Haemonchus contortus is an important parasite found in the abomasum (true stomach) of goats and sheep. Two receptors belonging to the TGFβ family have been identified for H. contortus. One has domains characteristic of a TGFβ type I: receptor Hc-TGFBR1, and one is a TGFβ type II receptor: Hc-TGFBR2 ^[50][51][57,58]. Both of them play a role in developmental processes of H. contortus. Hc-TGFBR1 gene expression is observed during all developmental stages of the parasite. Interestingly, Hc-TGFBR1 is structurally more similar to human TGFBR1 than to DAF-1 from C. elegans, suggesting a more similar function to a molecule of human origin ^[50][57]. Furthermore, Galunisertib, a TGF-type I receptor inhibitor utilised in clinical trials involving cancer patients ^[52][59], can block the transition of free-living L3 into the parasitic L4 of H. contortus ^[48][50][55,57]. Hc-tgbr2 is expressed in all stages of the parasite, with the greatest levels of expression found in infective L3 and adult male species. Silencing of the gene reduced the level of the L3 to L4 transition in vitro ^[49][56]. In addition, two TGF signalling ligands for H. contortus have been characterised. H. contortus DAF-3 (Hc-DAF-3) shows similarity to DAF-3 from C. elegans and is classified as Co-Smad protein. Hc-daf-3 is expressed at the highest level by L3 and adult female species ^[53][60]. Hc-TGH-2 is the second ligand described for H. contortus. The Hc-tgh-2 gene is expressed by all developmental stages, with iL3 expressing the most. Hc-TGH-2 seems to play an important role in the transition from the free-living to parasitic stage, as well as in digestion, absorption, and reproductive development, based on the localisation of the ligand in parasite body ^[54][61].

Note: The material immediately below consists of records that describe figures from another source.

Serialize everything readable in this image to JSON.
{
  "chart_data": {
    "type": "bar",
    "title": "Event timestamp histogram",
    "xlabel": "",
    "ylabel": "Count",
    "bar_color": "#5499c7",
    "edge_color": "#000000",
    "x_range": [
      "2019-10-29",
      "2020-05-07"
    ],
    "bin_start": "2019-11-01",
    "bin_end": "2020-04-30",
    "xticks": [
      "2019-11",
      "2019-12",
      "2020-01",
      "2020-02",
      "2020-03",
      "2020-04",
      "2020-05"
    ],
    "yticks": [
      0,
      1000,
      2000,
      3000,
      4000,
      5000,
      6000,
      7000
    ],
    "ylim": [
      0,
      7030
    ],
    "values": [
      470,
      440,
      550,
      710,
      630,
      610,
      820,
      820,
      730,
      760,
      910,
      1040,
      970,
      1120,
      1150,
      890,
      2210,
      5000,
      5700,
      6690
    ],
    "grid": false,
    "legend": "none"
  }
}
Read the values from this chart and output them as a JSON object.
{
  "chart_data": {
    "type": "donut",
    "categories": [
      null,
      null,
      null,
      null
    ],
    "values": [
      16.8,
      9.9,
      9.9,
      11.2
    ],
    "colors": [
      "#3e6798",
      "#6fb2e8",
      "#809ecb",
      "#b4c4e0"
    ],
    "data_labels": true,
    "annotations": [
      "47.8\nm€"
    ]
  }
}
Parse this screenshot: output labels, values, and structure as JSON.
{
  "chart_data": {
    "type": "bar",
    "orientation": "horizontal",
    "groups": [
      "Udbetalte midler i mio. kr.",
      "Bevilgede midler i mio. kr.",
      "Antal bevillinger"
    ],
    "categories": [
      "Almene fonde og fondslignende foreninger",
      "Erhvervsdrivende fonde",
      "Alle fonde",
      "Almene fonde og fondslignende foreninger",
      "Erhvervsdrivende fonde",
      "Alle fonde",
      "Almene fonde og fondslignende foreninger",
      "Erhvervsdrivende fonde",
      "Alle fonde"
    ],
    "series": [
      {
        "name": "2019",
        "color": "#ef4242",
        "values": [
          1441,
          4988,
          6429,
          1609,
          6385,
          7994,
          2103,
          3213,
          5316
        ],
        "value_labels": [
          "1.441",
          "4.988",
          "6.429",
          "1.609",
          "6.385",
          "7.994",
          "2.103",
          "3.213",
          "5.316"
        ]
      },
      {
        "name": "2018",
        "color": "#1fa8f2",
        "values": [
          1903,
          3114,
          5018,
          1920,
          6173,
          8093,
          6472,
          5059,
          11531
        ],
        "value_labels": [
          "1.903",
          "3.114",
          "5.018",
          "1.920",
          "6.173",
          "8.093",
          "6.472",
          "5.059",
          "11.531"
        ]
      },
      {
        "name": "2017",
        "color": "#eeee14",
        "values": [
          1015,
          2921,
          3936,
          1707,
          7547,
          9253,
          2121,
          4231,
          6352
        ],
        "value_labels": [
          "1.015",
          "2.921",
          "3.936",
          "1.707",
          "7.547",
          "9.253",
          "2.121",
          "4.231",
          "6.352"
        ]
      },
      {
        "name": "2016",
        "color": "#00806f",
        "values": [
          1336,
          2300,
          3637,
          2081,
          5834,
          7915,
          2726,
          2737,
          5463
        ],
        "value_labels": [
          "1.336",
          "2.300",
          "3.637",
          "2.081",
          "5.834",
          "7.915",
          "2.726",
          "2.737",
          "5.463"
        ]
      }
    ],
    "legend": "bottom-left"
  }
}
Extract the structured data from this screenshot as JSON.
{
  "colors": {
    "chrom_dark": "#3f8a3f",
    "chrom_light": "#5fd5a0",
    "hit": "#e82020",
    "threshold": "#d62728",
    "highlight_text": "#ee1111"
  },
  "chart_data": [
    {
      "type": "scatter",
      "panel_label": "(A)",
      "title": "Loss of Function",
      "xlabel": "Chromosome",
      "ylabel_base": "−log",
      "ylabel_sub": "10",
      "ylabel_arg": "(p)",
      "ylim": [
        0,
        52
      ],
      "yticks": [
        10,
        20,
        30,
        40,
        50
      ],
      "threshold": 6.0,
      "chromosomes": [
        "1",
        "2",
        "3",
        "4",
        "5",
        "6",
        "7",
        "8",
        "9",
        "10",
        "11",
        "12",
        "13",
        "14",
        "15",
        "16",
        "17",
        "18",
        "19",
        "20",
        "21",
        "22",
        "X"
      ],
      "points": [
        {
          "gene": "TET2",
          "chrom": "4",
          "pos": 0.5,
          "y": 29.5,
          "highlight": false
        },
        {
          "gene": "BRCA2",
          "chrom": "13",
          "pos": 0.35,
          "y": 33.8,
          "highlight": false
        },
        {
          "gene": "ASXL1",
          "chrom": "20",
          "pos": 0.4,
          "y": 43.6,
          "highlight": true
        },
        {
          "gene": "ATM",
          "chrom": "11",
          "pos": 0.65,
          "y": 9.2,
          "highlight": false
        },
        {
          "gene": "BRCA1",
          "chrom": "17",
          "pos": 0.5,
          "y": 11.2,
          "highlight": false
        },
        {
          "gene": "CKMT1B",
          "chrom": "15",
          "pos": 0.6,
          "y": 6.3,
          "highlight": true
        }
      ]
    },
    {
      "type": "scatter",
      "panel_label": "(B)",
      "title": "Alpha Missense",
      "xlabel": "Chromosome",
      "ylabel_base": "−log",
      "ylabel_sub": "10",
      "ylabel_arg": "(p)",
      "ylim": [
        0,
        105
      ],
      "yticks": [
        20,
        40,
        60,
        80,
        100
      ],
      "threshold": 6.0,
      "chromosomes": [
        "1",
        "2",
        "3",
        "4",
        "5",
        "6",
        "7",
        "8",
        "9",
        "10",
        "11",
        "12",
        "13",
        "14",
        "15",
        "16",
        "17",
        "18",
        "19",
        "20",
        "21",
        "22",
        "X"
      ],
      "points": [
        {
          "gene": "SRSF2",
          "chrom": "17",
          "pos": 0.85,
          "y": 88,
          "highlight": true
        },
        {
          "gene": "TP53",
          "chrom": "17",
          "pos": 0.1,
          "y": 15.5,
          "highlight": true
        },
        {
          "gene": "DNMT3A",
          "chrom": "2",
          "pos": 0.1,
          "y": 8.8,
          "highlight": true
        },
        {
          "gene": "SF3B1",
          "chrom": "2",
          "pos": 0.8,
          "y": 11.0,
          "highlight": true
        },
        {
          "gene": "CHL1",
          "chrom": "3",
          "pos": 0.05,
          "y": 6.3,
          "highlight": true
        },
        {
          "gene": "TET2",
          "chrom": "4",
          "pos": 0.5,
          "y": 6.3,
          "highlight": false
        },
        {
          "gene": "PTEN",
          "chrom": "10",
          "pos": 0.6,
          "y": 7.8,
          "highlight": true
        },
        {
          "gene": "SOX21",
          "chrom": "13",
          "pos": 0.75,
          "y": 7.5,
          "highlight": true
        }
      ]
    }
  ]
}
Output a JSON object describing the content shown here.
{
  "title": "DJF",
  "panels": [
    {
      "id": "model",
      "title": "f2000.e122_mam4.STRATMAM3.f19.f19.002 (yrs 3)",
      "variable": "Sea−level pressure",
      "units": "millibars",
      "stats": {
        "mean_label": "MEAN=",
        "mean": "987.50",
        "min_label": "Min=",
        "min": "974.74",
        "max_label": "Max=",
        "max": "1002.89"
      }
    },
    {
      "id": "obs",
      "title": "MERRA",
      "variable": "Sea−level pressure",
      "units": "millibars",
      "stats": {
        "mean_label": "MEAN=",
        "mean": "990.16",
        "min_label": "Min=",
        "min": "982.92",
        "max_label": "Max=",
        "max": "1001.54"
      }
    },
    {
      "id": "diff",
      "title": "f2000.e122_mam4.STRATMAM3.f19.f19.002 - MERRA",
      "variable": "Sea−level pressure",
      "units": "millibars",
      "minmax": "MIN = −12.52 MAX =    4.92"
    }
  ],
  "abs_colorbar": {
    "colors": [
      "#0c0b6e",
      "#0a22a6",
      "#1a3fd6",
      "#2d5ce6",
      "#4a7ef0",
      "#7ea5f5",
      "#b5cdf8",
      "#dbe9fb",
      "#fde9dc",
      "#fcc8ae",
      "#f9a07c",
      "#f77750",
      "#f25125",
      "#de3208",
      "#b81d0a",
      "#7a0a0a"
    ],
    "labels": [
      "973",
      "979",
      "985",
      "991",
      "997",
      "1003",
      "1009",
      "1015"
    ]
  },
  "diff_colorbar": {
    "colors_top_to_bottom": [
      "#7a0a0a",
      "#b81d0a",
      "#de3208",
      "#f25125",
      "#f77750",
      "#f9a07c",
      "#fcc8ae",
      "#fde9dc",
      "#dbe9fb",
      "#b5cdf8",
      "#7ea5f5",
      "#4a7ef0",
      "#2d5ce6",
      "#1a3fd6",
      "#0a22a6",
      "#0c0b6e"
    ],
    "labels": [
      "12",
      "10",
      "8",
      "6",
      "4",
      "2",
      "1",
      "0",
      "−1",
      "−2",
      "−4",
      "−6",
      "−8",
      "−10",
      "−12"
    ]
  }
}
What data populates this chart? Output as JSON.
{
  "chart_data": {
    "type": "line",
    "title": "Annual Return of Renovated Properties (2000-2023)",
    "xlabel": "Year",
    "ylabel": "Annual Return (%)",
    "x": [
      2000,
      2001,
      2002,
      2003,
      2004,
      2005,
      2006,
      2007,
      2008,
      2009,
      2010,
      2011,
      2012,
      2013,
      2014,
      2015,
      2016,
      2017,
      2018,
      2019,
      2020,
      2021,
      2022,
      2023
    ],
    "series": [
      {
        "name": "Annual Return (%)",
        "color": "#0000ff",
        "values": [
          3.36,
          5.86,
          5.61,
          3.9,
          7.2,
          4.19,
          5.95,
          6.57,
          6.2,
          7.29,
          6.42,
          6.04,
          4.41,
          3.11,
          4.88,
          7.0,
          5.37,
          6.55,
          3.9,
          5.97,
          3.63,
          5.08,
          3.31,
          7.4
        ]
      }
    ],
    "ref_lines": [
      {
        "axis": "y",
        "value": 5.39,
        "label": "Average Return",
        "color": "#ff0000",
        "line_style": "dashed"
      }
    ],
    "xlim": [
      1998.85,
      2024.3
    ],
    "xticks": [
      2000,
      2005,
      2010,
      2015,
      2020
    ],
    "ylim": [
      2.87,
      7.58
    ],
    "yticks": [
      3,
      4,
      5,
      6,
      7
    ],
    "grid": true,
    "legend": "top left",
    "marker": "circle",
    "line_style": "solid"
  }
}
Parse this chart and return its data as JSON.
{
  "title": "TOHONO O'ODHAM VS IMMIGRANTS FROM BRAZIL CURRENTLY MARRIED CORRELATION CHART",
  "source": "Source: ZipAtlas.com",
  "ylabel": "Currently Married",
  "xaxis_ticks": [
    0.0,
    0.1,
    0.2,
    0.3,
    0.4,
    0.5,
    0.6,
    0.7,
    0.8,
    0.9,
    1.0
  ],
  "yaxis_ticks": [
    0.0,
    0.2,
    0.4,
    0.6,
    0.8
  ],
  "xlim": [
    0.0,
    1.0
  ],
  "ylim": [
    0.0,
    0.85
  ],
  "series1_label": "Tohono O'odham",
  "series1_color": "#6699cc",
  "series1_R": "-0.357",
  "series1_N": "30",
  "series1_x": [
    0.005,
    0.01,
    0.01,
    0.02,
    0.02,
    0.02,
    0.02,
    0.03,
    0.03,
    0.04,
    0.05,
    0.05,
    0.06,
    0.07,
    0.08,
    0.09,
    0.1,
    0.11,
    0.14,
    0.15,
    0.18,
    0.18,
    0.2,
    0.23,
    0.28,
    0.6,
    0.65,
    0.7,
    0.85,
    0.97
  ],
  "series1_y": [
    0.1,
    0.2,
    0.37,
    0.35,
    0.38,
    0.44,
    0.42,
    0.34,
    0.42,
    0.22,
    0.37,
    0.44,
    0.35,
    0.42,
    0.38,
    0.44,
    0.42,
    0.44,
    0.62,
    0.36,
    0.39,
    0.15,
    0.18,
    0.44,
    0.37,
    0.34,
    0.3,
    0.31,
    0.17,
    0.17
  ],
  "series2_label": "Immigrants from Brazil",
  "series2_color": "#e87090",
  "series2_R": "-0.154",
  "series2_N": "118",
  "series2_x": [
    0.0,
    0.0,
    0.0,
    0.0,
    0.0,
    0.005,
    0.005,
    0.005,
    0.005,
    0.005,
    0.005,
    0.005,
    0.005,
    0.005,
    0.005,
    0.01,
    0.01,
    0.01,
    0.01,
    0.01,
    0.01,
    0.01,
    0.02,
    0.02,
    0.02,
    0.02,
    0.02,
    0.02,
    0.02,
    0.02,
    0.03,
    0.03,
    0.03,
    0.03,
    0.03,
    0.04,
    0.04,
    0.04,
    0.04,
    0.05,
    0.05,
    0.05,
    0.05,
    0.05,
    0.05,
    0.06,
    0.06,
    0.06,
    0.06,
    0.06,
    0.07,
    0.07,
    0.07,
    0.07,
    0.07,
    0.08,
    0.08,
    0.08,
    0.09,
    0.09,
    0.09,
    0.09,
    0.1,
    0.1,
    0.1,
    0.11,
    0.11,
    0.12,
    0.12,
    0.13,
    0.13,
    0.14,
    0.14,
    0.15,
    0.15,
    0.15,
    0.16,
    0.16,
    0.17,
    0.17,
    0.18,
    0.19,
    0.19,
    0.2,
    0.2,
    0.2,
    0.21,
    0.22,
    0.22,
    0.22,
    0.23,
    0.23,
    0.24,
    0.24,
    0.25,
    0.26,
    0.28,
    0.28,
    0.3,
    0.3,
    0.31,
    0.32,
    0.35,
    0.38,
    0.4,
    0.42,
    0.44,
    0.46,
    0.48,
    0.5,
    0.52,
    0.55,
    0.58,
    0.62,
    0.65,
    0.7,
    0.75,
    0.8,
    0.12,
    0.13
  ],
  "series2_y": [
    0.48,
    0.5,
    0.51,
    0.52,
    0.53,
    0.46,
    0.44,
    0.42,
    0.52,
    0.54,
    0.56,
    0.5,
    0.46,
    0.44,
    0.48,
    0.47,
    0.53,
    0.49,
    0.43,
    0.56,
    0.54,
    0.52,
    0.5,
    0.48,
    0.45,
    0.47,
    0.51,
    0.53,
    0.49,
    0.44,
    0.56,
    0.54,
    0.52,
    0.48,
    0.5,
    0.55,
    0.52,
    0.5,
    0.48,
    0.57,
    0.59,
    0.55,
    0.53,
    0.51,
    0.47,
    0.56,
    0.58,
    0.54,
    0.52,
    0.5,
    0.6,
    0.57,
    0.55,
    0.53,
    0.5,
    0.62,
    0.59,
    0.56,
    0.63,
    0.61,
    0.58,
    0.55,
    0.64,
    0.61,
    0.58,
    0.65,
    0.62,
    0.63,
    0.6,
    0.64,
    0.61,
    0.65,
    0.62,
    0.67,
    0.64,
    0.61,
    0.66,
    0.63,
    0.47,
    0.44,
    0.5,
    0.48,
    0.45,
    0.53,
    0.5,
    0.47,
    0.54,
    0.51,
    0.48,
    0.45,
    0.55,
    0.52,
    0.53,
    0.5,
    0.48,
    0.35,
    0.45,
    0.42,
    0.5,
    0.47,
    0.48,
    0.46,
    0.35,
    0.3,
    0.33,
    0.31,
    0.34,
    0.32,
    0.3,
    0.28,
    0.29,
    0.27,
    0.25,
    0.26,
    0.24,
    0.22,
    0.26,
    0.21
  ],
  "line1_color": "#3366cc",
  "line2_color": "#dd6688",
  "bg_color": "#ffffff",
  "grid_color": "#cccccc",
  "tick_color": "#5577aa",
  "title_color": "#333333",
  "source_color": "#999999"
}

Molecules with similar sequences to TGF ligands have also been found in Heligmosomoides polygyrus, Necator brasilienisis, and Teladorsargia circumcincta, although their functions have not been studied. The TGH-2 subfamily showed similarity to Ce-DAF-7, TGH-2 from B. malayi and mammalian TGFβ. Interestingly, tgh-2 expression varies in four different Trichostrongyloid nematode parasites. The maximum expression occurs in adults of H. polygyrus and T. circumcincta, but only in L3 in H. contortus and N. brasiliensis ^[55][62].

Nematode TGFβ Mimic

Compounds that have a different structure but function similarly to TGF ligands have been reported in parasitic nematodes. Heligmosomoides polygyrus is among the best understood of all nematode infections, and immune modulation has been clearly demonstrated ^[56][79]. H. polygyrus has a direct life cycle ^[56][79]. Adults live in the small intestine where they breed; eggs are laid by adult female species and excreted in the faeces. They develop through two moults into infective third-stage larvae. Infective larvae are ingested in natural infections but usually orally gavaged in experimental infections. Within 24 h, larvae have penetrated into the submucosa where they develop over the next ten days and undergo two moults before emerging into the lumen of the small intestine. About two weeks after infection, adult female species produce eggs that can be seen in the faeces. H. polygyrus produces at least five molecules that modulate immune responses ^[57][80], and these influence the immune response at several levels. One of them is a TGFβ mimic (H. polygyrus bakeri TGFβ mimic, Hp-TGM), which influences the production of regulatory T cells. A family of ten Hp-TGMs are members of the complement control protein (CCP) superfamily, which also contains HpARI (H. polygyrus bakeri alarmin release inhibitor) and HpBARI (H. polygyrus bakeri binds alarmin receptor and inhibits). Hp-TGM has high immunomodulatory potential ^[58][81] and consists of five atypical domains. The Hp-TGM family has no homology with mammalian TGFβ or other members of the TGFβ family ^[59][82]. However, Hp-TGM can bind to TGFβ receptors and possesses TβRI and TβRII receptor-binding sites. Moreover, HP-TGM competes with mammalian TGFβ for TGFβ receptors ^[60][83]. Although the TGM D3 domain and TGFβ bind the same residues in the TGFβ receptors, there is little sequence similarity between the molecules (Figure 2).